Frequently Asked Questions

What ports does an Ice application open?

Ice opens one port per endpoint. The port is assigned according to your endpoint configuration. The Ice run time also opens a port for each outgoing connection; the port number for outgoing connections is chosen by the operating system. Under Windows, the run time opens an additional pair of ports per thread pool on the loopback interface. These ports are used by the run time to interrupt select during shutdown. (Under UNIX, the run time uses a pipe instead of a socket pair.)

If you want to know which ports are in use on your machine, you can use the netstat utility. The -ab option shows you which process is using what ports. For example, under Windows, if you are running the hello demo in the Ice distribution, you will see the following entries for the server, assuming no connections are established.

TCP october:10000 october:0 LISTENING 3072 [server.exe]
TCP october:10001 october:0 LISTENING 3072 [server.exe]
UDP october:10000 *:* 3072 [server.exe]

As you can see, the server listens on three ports, one each for TCP, SSL, and UDP. This is as expected because these ports are specified in the endpoint configuration of the demo:

Hello.Endpoints=tcp -p 10000:udp -p 10000:ssl -p 10001

You will also notice two additional entries:

TCP october:3503 localhost:3504 ESTABLISHED 3072 [server.exe]
TCP october:3504 localhost:3503 ESTABLISHED 3072 [server.exe]

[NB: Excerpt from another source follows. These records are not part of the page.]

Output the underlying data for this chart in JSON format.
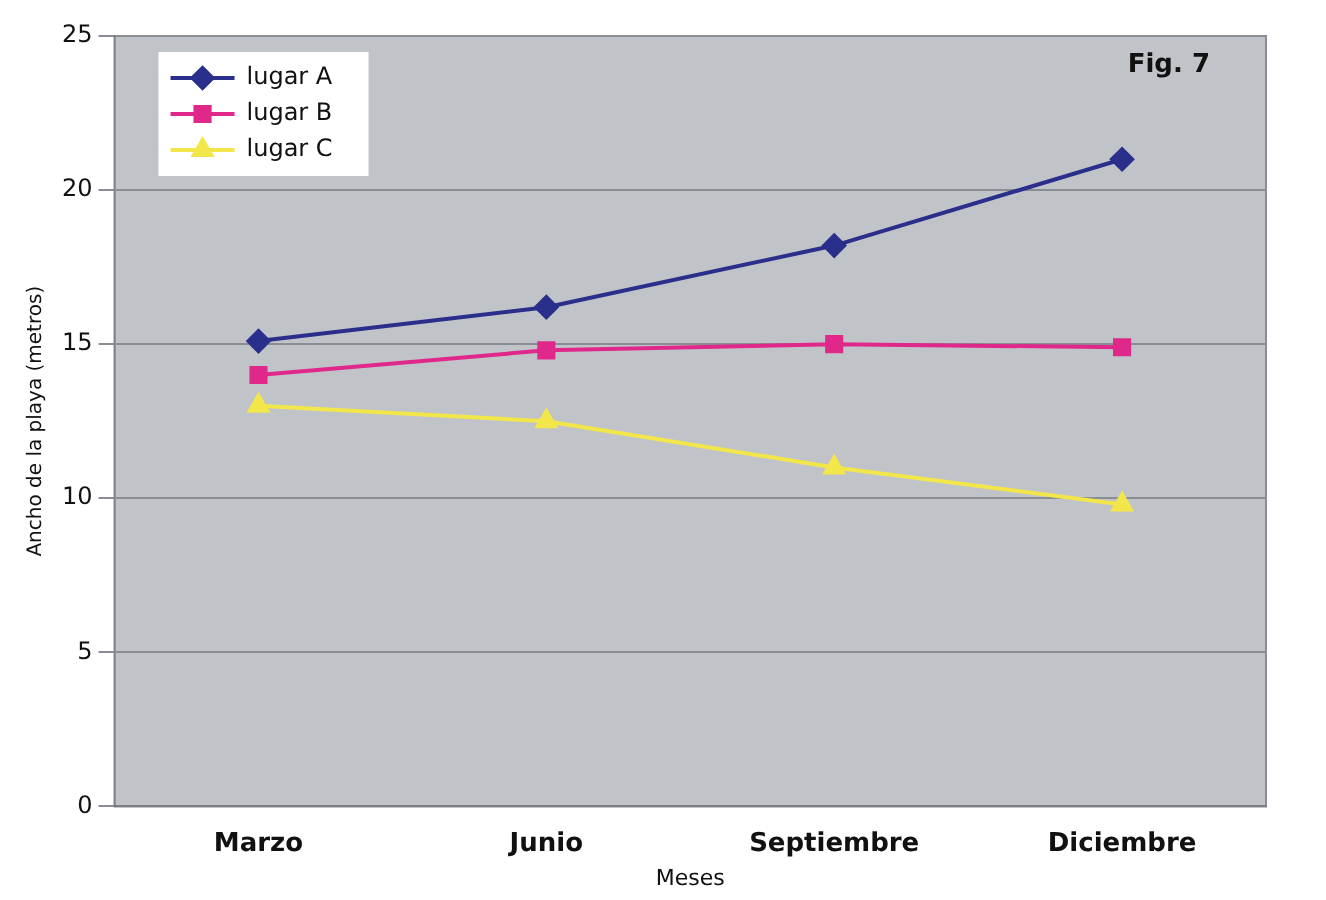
{
  "chart_data": {
    "type": "line",
    "xlabel": "Meses",
    "ylabel": "Ancho de la playa (metros)",
    "categories": [
      "Marzo",
      "Junio",
      "Septiembre",
      "Diciembre"
    ],
    "series": [
      {
        "name": "lugar A",
        "color": "#2b2f8c",
        "marker": "diamond",
        "values": [
          15.1,
          16.2,
          18.2,
          21
        ]
      },
      {
        "name": "lugar B",
        "color": "#e0288a",
        "marker": "square",
        "values": [
          14,
          14.8,
          15,
          14.9
        ]
      },
      {
        "name": "lugar C",
        "color": "#f2e64a",
        "marker": "triangle",
        "values": [
          13,
          12.5,
          11,
          9.8
        ]
      }
    ],
    "ylim": [
      0,
      25
    ],
    "yticks": [
      0,
      5,
      10,
      15,
      20,
      25
    ],
    "grid": "y",
    "legend": "top left",
    "annotations": [
      "Fig. 7"
    ]
  }
}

These are the two ports that are used by the Ice run time internally to interrupt select().

If you now run the client and re-run netstat, you will see two additional entries that represent the connection between the client and the server:

TCP october:10000 october.domain:3569 ESTABLISHED 4588 [server.exe]
TCP october:3569 october.domain:10000 ESTABLISHED 4872 [client.exe]

In addition, you will find that the client also uses a pair of sockets internally:

TCP october:3507 localhost:3508 ESTABLISHED 1656 [client.exe]
TCP october:3508 localhost:3507 ESTABLISHED 1656 [client.exe]

If you keep monitoring the netstat output and leave the client idle for a while, you will notice that the client connection to the server drops at some point. This is due to active connection management (ACM), which periodically closes idle connections. (See the Ice manual for details on ACM).

You may also notice that some connections are in the TIME_WAIT state:

TCP october:4222 localhost:1780 TIME_WAIT 0
TCP october:4222 localhost:1812 TIME_WAIT 0

This is perfectly normal and part of the regular TCP/IP closing procedure. (For more detail on TIME_WAIT, have a look at the Socket FAQ.)